The idea that seized the imaginations of the bien pensant chattering classes in the Noughties – “Peak Oil” – is no longer relevant. So says the commodities team at Citigroup, and policy-makers would be wise to examine the trends they’ve identified.
“Peak Oil” is the point at which the production of conventional crude oil begins an irreversible decline. The effect of this, some say, is that scarcity-induced prices rises would require huge changes in modern industrial societies. For some, Peak Oil was the call of Mother Earth herself, requiring a return to pre-industrial lifestyles. One example of this response is the “Transition Towns” network, a middle-class phenomenon in commuter belt towns in the UK.
But in a must-read research note [PDF] issued this month (which is also implicitly critical of the industry) this is premature.
Thanks to “unconventional” oil and gas, which can be tapped thanks to technological advances, Peak Oil is dead.
The analysts write:
The belief that global oil production has peaked, or is on the cusp of doing so, has helped to fuel oil’s more than decade-long rally. The resurgence of US gas production to well over its 1970s peak and into the number one slot globally over the last seven years is a result of hydraulic fracturing – fracking – techniques being applied to shale gas reserves across the US. The same companies are now using the same techniques on shale oil reserves, with results that in many cases look as promising as the early stages of the shale gas revolution. US oil production is now on the rise, entirely because of shale oil production, as conventional sources such as Alaska or California are structurally declining, and as Gulf of Mexico production is poised for a post-Macondo recovery.
Doomsayers had reasonable grounds for suspecting this – but failed to address the bigger picture, one which includes technological innovation. They simply wanted Doomsday a little too badly. The briefing note continues:
Belief in peak oil was bolstered by the repeated failure of supply to live up to the optimistic forecasts put forward by various governmental and international energy agencies. The IEA, the industry benchmark, made a habit of putting forth forecasts for the coming year of big gains in non-OPEC supply, only to spend the next 18 months revising those forecasts lower
Citigroup also castigates the oil industry and experts for failing to take this into account – over-promising and delivering late.
It’s a must read. Oil production is far more contingent on upstream investment than many people realise. When it does respond, it responds rapidly; the US well count has increased 500 per cent in three years.
So what now?
Yet Peak Oil isn’t the only casualty of recent energy developments. The death of Peak Oil kicks away the underpinnings from a great deal of policy-making by our bureaucracies and their advisers. Over the past two decades, we’ve seen the mushrooming of the “sustainability” sector, which is almost completely dependent on state funding and which shares similar erroneous assumptions.

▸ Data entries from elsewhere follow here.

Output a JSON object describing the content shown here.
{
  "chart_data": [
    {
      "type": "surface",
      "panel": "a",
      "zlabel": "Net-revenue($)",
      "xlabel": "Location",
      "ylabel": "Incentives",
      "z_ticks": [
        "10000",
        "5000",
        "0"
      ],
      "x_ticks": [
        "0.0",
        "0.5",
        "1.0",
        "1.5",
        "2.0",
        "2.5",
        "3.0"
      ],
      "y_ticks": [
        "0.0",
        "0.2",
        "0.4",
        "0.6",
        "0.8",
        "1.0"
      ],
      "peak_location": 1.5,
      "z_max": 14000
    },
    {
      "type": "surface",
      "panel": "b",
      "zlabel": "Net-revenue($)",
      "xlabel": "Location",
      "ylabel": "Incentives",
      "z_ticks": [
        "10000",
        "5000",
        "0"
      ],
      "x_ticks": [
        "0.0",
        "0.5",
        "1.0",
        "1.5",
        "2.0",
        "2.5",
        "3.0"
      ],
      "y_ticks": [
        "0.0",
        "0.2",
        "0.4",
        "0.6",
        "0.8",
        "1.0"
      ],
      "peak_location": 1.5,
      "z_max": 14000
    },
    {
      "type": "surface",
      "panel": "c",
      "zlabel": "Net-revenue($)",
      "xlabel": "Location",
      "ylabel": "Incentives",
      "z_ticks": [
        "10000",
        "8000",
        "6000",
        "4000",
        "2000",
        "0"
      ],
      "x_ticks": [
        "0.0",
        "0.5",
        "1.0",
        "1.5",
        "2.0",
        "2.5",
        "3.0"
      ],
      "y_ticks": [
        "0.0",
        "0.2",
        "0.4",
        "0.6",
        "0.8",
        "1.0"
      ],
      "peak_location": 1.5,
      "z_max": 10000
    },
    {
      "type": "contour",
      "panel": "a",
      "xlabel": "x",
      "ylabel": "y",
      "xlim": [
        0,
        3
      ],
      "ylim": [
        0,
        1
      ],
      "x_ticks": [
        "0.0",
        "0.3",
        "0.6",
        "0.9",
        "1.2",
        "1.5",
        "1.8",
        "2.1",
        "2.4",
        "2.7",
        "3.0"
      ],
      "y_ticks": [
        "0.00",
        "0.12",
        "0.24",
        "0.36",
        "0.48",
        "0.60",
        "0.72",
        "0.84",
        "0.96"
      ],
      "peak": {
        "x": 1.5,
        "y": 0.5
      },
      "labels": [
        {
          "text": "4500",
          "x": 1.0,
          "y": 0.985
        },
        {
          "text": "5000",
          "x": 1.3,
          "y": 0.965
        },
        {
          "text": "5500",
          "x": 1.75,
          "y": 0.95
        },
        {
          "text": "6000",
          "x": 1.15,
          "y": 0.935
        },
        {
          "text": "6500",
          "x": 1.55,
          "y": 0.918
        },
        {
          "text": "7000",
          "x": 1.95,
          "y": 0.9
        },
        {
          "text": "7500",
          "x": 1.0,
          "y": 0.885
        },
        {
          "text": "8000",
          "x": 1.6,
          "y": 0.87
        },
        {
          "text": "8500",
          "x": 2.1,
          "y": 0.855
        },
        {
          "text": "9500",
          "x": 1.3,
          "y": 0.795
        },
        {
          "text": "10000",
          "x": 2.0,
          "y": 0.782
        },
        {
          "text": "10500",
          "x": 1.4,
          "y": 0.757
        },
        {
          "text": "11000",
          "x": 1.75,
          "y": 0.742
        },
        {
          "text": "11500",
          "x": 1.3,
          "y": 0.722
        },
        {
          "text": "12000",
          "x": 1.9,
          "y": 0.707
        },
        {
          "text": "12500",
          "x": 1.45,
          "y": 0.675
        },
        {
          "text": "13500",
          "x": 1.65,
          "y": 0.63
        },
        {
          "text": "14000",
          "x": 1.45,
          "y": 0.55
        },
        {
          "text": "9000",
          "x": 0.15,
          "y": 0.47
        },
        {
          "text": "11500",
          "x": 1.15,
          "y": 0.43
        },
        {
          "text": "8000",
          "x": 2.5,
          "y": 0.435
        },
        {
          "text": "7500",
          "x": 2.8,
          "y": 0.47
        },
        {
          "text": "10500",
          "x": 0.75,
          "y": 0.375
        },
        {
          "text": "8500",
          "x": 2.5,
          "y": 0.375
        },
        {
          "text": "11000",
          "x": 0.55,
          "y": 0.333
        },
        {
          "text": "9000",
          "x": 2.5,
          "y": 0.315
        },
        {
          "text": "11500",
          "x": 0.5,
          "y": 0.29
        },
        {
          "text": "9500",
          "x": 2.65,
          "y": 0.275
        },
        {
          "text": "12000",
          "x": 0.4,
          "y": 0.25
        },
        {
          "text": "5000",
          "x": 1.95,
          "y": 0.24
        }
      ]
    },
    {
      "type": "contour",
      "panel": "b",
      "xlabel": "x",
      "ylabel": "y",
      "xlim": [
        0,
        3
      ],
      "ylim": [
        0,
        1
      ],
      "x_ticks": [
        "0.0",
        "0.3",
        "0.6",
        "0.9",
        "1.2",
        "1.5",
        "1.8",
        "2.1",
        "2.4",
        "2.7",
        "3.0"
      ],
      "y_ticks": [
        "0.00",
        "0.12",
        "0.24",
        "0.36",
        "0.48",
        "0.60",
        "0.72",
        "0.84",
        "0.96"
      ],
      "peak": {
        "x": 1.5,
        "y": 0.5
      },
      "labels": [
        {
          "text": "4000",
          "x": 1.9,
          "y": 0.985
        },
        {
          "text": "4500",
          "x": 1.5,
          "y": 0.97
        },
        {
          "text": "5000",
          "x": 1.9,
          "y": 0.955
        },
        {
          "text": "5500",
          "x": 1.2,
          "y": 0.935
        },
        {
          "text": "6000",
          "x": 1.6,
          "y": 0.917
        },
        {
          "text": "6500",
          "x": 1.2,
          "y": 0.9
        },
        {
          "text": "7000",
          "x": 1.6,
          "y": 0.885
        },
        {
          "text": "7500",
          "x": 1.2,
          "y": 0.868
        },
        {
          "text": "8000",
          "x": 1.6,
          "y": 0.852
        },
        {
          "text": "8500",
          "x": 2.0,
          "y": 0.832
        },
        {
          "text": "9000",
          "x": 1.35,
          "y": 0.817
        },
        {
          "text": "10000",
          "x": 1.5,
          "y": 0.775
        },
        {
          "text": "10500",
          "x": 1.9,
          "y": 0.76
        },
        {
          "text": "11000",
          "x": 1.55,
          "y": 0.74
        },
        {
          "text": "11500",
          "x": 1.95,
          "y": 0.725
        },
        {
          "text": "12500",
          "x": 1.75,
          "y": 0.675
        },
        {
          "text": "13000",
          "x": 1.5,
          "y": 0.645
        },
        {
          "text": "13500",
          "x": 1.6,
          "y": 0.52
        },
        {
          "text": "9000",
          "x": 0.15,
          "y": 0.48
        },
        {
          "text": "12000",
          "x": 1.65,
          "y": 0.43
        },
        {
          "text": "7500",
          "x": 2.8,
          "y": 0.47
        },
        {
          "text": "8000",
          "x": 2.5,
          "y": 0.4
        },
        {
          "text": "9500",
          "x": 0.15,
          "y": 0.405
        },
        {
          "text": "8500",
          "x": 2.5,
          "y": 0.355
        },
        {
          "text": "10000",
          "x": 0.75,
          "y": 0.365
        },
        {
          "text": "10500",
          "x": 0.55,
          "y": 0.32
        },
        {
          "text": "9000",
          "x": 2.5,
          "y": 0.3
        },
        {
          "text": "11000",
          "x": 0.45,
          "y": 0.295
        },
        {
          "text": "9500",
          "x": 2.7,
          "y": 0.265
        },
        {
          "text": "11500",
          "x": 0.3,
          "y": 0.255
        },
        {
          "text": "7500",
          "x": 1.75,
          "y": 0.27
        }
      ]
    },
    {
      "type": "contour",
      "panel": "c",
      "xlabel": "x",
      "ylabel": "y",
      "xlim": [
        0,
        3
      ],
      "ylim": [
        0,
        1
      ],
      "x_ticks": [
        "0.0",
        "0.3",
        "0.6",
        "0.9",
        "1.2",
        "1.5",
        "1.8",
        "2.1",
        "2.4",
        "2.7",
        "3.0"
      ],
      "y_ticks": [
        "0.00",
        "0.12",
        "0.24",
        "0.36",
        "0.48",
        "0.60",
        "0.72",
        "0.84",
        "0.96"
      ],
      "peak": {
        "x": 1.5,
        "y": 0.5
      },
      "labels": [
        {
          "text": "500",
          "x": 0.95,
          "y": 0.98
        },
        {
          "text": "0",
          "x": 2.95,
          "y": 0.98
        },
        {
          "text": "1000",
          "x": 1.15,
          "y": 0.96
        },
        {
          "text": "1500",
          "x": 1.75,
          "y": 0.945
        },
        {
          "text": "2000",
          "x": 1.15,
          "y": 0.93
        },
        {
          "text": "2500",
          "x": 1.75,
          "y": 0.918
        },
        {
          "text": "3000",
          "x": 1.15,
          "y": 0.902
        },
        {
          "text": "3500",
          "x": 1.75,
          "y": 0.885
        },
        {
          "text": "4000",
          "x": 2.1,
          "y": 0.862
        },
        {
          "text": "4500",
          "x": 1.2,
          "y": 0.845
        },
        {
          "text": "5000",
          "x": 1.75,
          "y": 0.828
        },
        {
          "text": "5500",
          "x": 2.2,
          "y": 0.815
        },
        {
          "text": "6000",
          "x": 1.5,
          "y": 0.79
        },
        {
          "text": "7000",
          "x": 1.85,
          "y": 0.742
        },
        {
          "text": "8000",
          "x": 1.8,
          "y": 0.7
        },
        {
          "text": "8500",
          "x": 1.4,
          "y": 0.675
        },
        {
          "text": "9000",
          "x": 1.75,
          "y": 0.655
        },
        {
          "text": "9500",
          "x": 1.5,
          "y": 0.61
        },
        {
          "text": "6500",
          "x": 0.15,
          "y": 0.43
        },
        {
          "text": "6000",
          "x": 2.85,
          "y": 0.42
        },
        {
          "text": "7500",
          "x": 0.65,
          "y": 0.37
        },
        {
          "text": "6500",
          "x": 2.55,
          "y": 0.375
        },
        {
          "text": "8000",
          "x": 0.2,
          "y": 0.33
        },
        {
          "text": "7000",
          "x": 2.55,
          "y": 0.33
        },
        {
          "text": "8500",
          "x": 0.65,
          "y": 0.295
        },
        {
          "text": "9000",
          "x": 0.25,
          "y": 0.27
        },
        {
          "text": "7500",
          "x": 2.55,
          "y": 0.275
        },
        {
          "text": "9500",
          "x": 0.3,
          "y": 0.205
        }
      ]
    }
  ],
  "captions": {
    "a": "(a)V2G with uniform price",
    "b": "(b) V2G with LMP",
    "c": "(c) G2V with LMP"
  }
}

The proposition we’re invited to accept in each case is that modern industrial society is founded on a resource which is being depleted and which cannot be easily replaced. The second part of that is rather crucial. Peak Oil thinking was based on the idea that crude oil couldn’t be replaced by unconventional oil and, in time, with synthetic hydrocarbons. We’re now seeing unconventional oil production ramp up, and in a decade the low-carbon synthetic replacements for oil will be in production, too, assuming oil remains at $40-$50 a barrel.
The deeper problem shared by both “sustainability” and “Peak Oil” thinking is that both camps insists on thinking of a resource not as a vector, but as a thing – a thing that’s rare, unique and irreplaceable.
The Victorians once depended on whale blubber for lighting and heating – and fretted, much like today’s sustainability crowd, about what might replace it. Human inventiveness rapidly provided an alternative. And policy-makers were once gripped by the constrained and volatile supply of saltpetre, the nitrate being essential to both feeding their populations and making things that went bang. Then chemistry came to the rescue. Of course a resource is a combination of things – the limits of human invention being just one.
This inflexibility in thinking is proving fatal.
Of course, simply because we are quite good at inventing stuff doesn’t mean utopia is imminent or that politics as usual will somehow be suspended. Future technologies will still be priced, rationed and abused. But it signals the beginning of the end of what we might call Apocalypse Politics – where unpopular and daft policies gain traction simply because their advocates claim that they’re justified by some catastrophic and irreversible historical trend.
Nobody but the superstitious can really believe that any more.